Cuando mi generación daba sus primeros pasos en esta aventura, a la par, se nos anunciaba la muerte del arte, después de las vanguardias no quedaba nada que añadir, caramba que casualidad, ¡qué mala suerte!, no era un buen comienzo.
Afortunadamente como éramos jóvenes no nos entró el desasosiego, no abandonamos. Comenzamos a observar el cadáver que nos presentaban, descubrimos que era exquisito, hermoso, incorrupto. No quisimos hacer grandes discursos ni loas del difunto, nos gustó más fijarnos en la belleza de sus huellas dactilares o en la delicadeza de los pliegues de su piel; su palidez nos permitió encontrar lunares como islas a las que viajar por la geografía de su cuerpo. Hicimos preguntas, como era de esperar no hubo respuestas, su silencio nos permitió escuchar el sonido de la vida.
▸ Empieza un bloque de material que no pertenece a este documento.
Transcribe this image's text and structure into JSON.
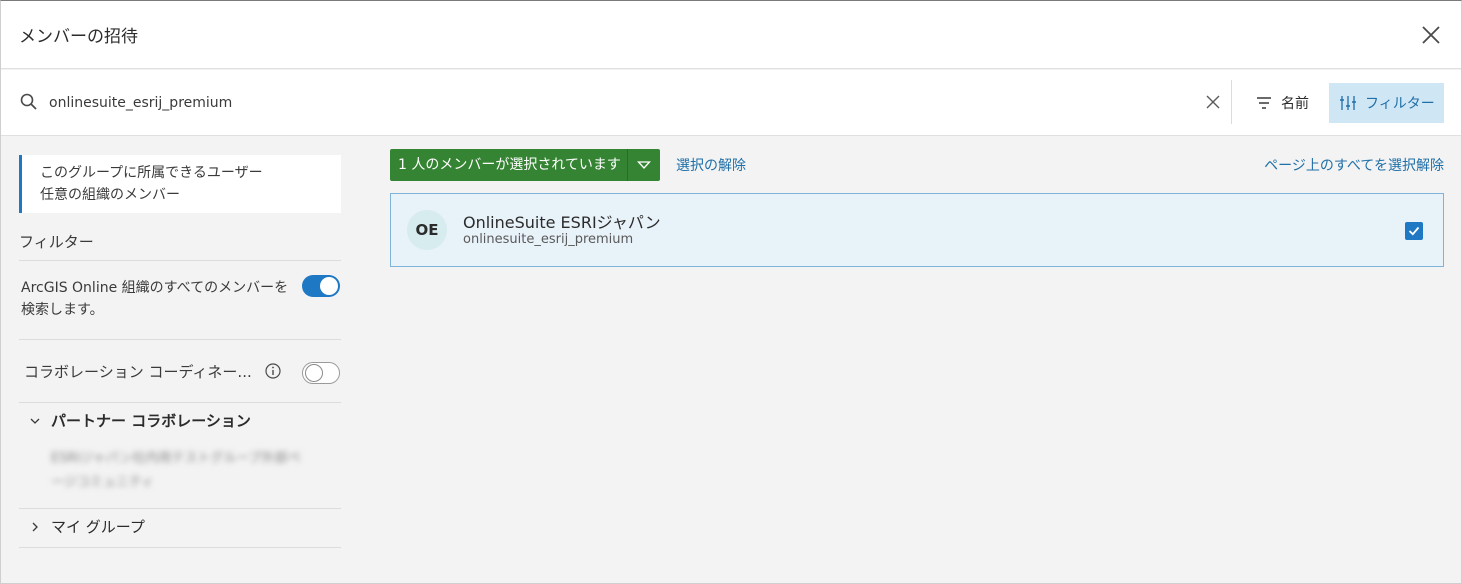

Seguimos caminando y nuestros pequeños hallazgos nos dejaron elaborar pequeños relatos, sencillos poemas, quizás torpes pero llenos de verdad. Nuestro discurso se centró más en acompañar, conmover e intentar emocionar que en epatar o empequeñecer a nuestros contemporáneos. Nos gustó más hablar del primer gesto gráfico hecho en la pared húmeda de una cueva que de “capillas sixtinas”.
Ningún recorrido es fácil, el nuestro no lo fue, siempre hay bifurcaciones, y se puede escoger la equivocada. Sin embargo, la mayor dificultad que nos encontramos fue la competencia, no me refiero a la de los compañeros de viaje sino a la de una sociedad que visualizaba en unas pocas horas más imágenes que nuestros antepasados en toda su vida, y lograr que alguien detuviera su mirada durante unos breves minutos en una de nuestras propuestas era muy difícil.
Paso a paso en silencio seguimos avanzando, y cual Lázaro el cadáver comenzó a dar señales de vida, y no me cabe ninguna duda: las próximas generaciones si se alejan de la banalidad del arte espectáculo acabarán resucitándolo.